Among the 15 cities tracked by the NHB Residex, the Chennai index has seen the maximum gains, from 95 to 218, yielding a whopping 130 per cent over this two-year-plus period. Property prices in the Chennai residential market have rebounded the most from their lows of December 2008 (until March 2011, the latest available month for which data are available.)

The increase, though, may be true only of the Central Business District areas of Chennai as the index does not cover the peripheral areas of the city.

Residential property price indices in Lucknow, Kolkata, Mumbai, Pune and Ahmedabad did not do too badly either. They managed increases of 50-85 per cent from their lows in 2008. The big jump in prices explains why many large developers have been moving to these Tier-2 and -3 markets.

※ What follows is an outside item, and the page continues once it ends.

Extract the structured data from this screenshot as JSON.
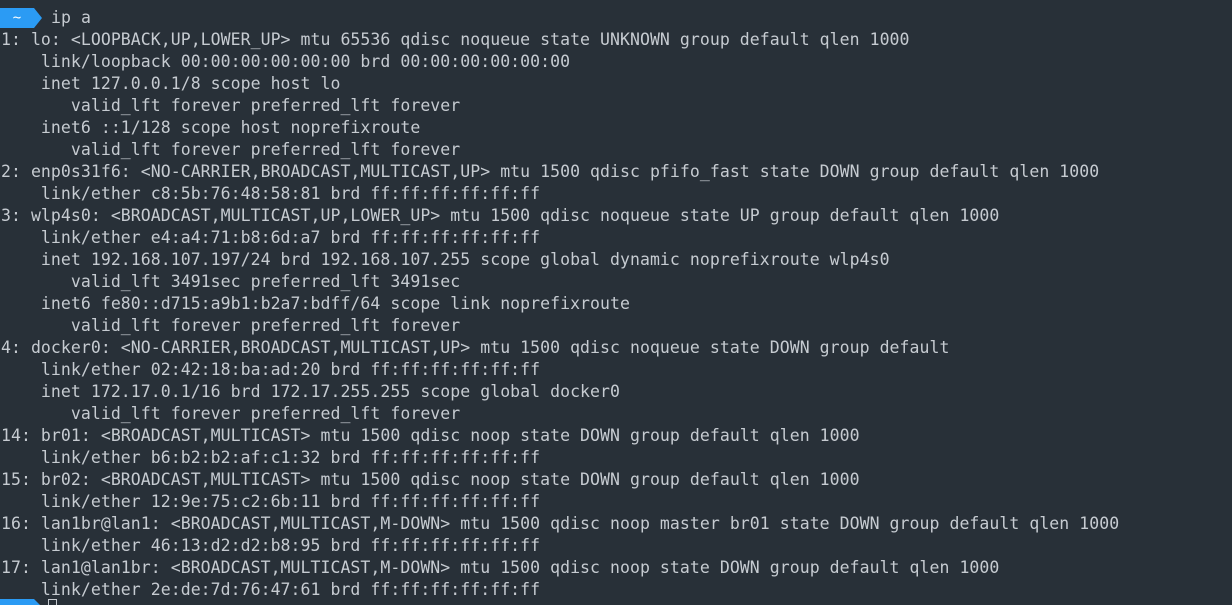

It is noteworthy that the even after this rise, the average property price in cities such as Ahmedabad, Chennai or Kolkata is significantly lower than in Mumbai or New Delhi. The meteoric rise may, therefore, be a low-base effect too.

Pent-up demand

What has helped the Chennai market beat the more glamorous Mumbai, New Delhi and even Bangalore in price gains? According to Mr K. S. Sudarshan, Chief Operating Officer of realty developer Ozonegroup, inadequate supply of land and pent-up demand are the key reasons for the property price rise in the city.

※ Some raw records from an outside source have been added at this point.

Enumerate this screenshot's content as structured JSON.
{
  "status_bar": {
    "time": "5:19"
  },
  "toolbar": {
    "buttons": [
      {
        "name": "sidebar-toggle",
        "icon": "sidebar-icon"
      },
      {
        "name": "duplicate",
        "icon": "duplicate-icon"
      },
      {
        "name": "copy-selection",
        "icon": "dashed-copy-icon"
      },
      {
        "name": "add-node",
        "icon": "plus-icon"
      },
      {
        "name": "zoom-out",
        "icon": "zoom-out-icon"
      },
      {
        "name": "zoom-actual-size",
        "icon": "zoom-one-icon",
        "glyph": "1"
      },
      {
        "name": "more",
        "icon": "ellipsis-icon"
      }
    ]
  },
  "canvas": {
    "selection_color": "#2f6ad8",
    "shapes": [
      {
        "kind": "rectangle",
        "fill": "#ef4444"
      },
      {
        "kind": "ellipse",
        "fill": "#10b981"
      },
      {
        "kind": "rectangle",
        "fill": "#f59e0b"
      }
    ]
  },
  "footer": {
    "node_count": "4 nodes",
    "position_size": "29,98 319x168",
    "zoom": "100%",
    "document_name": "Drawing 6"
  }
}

"Chennai, for long, had the least supply of land available for building property among the metros. It was also a ground/plot-oriented market and multi-apartment models are only now picking up pace," he says.

Metrozone, the group's project in upmarket Anna Nagar has seen the price of an apartment go up from Rs 5,650 a sq.ft at the time of launch in June 2009 to Rs 8,250 a sq.ft now. The project is backed by realty funds HDFC India Real Estate Fund and Urban Infrastructure Opportunities Fund.

The NHB Residex also suggests that markets of Mumbai, Kolkata and Faridabad hardly witnessed any correction during the downturn. The Chennai market, too, fell only 8.3 per cent compared with the 24-29 per cent decline in Bangalore and Hyderabad.

While the demand-supply mismatch would have kept prices elevated in markets such as Mumbai, experts say that markets like Chennai were characterised by lower sales volumes rather than significant reduction in capital values.

According to Mr Anshuman Magazine, Chairman and Managing Director, CB Richard Ellis Asia, the real-estate activity in Chennai is significantly driven by end-users compared with other markets, and this is one reason why prices are not too volatile and are holding up well.

However, whether this kind of rally would continue remains in question, especially given the elevated interest rate scenario.

Ms Kalpana Murthy, Associate Director, Residential Services, South, Cushman & Wakefield, feels that most of the locations are already experiencing stable capital values now as markets driven by end-users are typically price sensitive and steep escalation can affect demand.